CHAMPAIGN — The Champaign-Urbana and Peoria areas are the downstate hotspots for the Yes for Independent Maps group that is attempting to set up an independent, transparent legislative redistricting system in Illinois.
"Right now they are leading the way," campaign manager Michael Kolenc told a group of about 30 people at a League of Women Voters meeting Tuesday night at the Champaign Public Library.
"We track where all our signatures are coming from and right now Champaign and Peoria are our top two areas in the state," Kolenc said.
He said that "several thousand" petition signatures calling for a vote on a state constitutional amendment have come from Champaign County.
The effort to change the way state legislative district maps are drawn needs petitions with more than 300,000 valid signatures in order to get on the November general election ballot.
"We're doing really well statewide. We're well on target to reach our goal by the May 4th deadline," Kolenc said. "We feel very, very good about things right now."

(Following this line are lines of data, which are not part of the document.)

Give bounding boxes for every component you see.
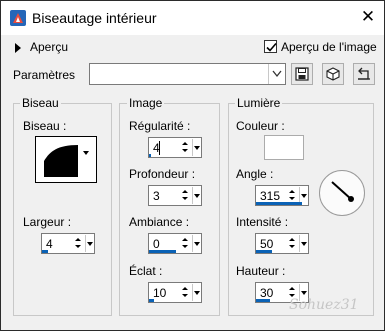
smoothness-stepper[interactable] [180,139,190,156]
bevel-group-box [13,103,112,316]
image-preview-checkbox[interactable] [264,40,277,53]
reset-icon [358,67,370,80]
light-intensity-level-bar [256,250,272,253]
window-title: Biseautage intérieur [32,10,157,26]
light-angle-spinbox[interactable]: 315 [255,185,309,206]
reset-button[interactable] [353,63,375,85]
bevel-width-level-bar [42,250,48,253]
shine-spinbox[interactable]: 10 [148,282,202,303]
depth-value: 3 [153,189,160,203]
bevel-shape-label: Biseau : [23,119,67,133]
ambience-dropdown[interactable] [192,235,201,252]
close-button[interactable]: ✕ [355,5,381,29]
psp-effect-icon [10,10,26,26]
smoothness-level-bar [149,154,151,157]
bevel-width-dropdown[interactable] [85,235,94,252]
expand-preview-arrow-icon[interactable] [15,43,21,53]
light-angle-level-bar [256,202,302,205]
light-height-level-bar [256,299,270,302]
ambience-label: Ambiance : [129,215,190,229]
light-color-label: Couleur : [236,119,285,133]
preview-toggle-label[interactable]: Aperçu [30,40,68,54]
presets-combobox[interactable] [89,63,286,85]
depth-spinbox[interactable]: 3 [148,185,202,206]
cube-icon [326,67,340,81]
depth-dropdown[interactable] [192,187,201,204]
image-group-title: Image [127,96,165,110]
checkmark-icon [266,42,277,52]
shine-value: 10 [153,286,167,300]
presets-dropdown-button[interactable] [268,64,285,84]
light-angle-label: Angle : [236,167,274,181]
light-height-label: Hauteur : [236,264,286,278]
image-preview-label[interactable]: Aperçu de l'image [281,40,377,54]
light-intensity-value: 50 [260,237,274,251]
light-angle-dial[interactable] [319,170,365,216]
light-color-swatch[interactable] [264,135,304,160]
depth-label: Profondeur : [129,167,196,181]
text-cursor [159,141,160,155]
ambience-value: 0 [153,237,160,251]
title-bar[interactable]: Biseautage intérieur ✕ [1,1,384,35]
smoothness-label: Régularité : [129,119,191,133]
random-preset-button[interactable] [322,63,344,85]
presets-label: Paramètres [13,68,76,82]
smoothness-spinbox[interactable]: 4 [148,137,202,158]
light-intensity-spinbox[interactable]: 50 [255,233,309,254]
bevel-width-value: 4 [46,237,53,251]
ambience-spinbox[interactable]: 0 [148,233,202,254]
smoothness-dropdown[interactable] [192,139,201,156]
chevron-down-icon [272,70,282,78]
bevel-shape-dropdown-icon[interactable] [83,151,89,155]
bevel-width-label: Largeur : [23,215,72,229]
shine-level-bar [149,299,154,302]
ambience-stepper[interactable] [180,235,190,252]
shine-stepper[interactable] [180,284,190,301]
light-intensity-stepper[interactable] [287,235,297,252]
bevel-width-spinbox[interactable]: 4 [41,233,95,254]
save-preset-icon [295,67,309,81]
bevel-group-title: Biseau [20,96,61,110]
light-angle-value: 315 [260,189,281,203]
angle-needle-icon [331,181,354,202]
light-height-value: 30 [260,286,274,300]
watermark: Sohuez31 [289,297,359,313]
bevel-width-stepper[interactable] [73,235,83,252]
shine-dropdown[interactable] [192,284,201,301]
shine-label: Éclat : [129,264,163,278]
light-intensity-dropdown[interactable] [299,235,308,252]
light-group-title: Lumière [235,96,283,110]
save-preset-button[interactable] [291,63,313,85]
light-intensity-label: Intensité : [236,215,289,229]
dialog-window: Biseautage intérieur ✕ Aperçu Aperçu de … [0,0,385,331]
close-icon: ✕ [360,7,376,26]
depth-stepper[interactable] [180,187,190,204]
bevel-shape-icon [44,145,78,177]
bevel-shape-picker[interactable] [35,136,97,183]
ambience-level-bar [149,250,176,253]
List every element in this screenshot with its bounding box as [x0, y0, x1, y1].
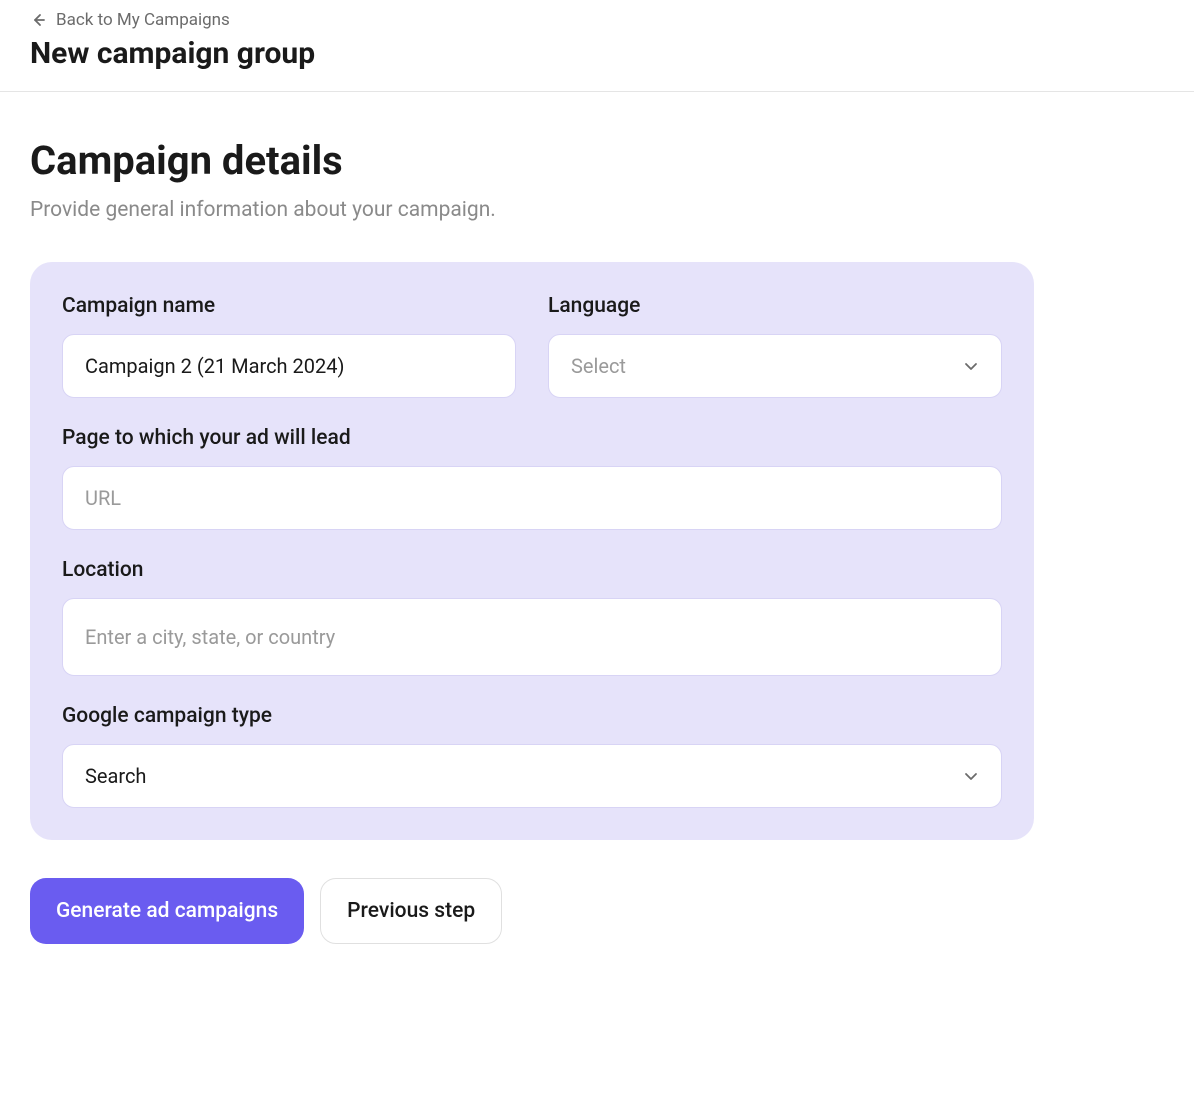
location-field: Location [62, 558, 1002, 676]
back-link[interactable]: Back to My Campaigns [30, 10, 230, 30]
campaign-type-label: Google campaign type [62, 704, 1002, 728]
action-row: Generate ad campaigns Previous step [30, 878, 1164, 944]
section-subtitle: Provide general information about your c… [30, 198, 1164, 222]
previous-step-button[interactable]: Previous step [320, 878, 502, 944]
language-select[interactable]: Select [548, 334, 1002, 398]
location-label: Location [62, 558, 1002, 582]
form-card: Campaign name Language Select Page to wh… [30, 262, 1034, 840]
language-field: Language Select [548, 294, 1002, 398]
campaign-type-select[interactable]: Search [62, 744, 1002, 808]
campaign-type-field: Google campaign type Search [62, 704, 1002, 808]
page-url-field: Page to which your ad will lead [62, 426, 1002, 530]
location-input[interactable] [62, 598, 1002, 676]
arrow-left-icon [30, 12, 46, 28]
back-link-label: Back to My Campaigns [56, 10, 230, 30]
campaign-name-label: Campaign name [62, 294, 516, 318]
page-url-label: Page to which your ad will lead [62, 426, 1002, 450]
campaign-name-input[interactable] [62, 334, 516, 398]
section-title: Campaign details [30, 137, 1164, 184]
page-url-input[interactable] [62, 466, 1002, 530]
page-header: Back to My Campaigns New campaign group [0, 0, 1194, 92]
generate-button[interactable]: Generate ad campaigns [30, 878, 304, 944]
campaign-name-field: Campaign name [62, 294, 516, 398]
main-content: Campaign details Provide general informa… [0, 92, 1194, 974]
language-label: Language [548, 294, 1002, 318]
page-title: New campaign group [30, 36, 1164, 71]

Barbara Wysocki, president of the League of Women Voters of Champaign County, said she is passing petitions on behalf of the issue and has gathered close to 150 signatures.
"I realize that while I approach people with a prepared pitch I rarely get through it because they know about it, and they're eager to sign. They're often, 'Here, just let me sign it.'
"I think people see it immediately as something of an antidote to our governmental structure in Ilinois right now. It's like they're saying, 'We've got to try something. We've got to do something.' I get a lot of that."
Most everyone she's approached signs right away, she said.
"I was at Barnes and Noble in their cafe, and somebody approached me about this and soon everybody surrounding me was listening in and said, 'Well, I want to sign too.' It was amazing. I think I got 10 signatures when I was really looking for one."
The statewide campaign raised nearly $500,000 in the period between Oct. 1, 2013 and Dec. 31, 2013, according to records at the State Board of Elections. Most of the donations came from the Chicago area.
"We've been very clear from the beginning that we can't do this with volunteers alone," Kolenc said. "We need a lot of paid staff, so on any given day in Chicago we could have 30 or 40 paid organizers out on the streets collecting signatures. That will be how we collect the majority of our signatures."
Donors to the campaign include Democrats and Republicans.
"From the beginning we've said that this is a bipartisan effort, and that is more than a talking point. Our list of supporters demonstrates that this is a bipartisan campaign," Kolenc said.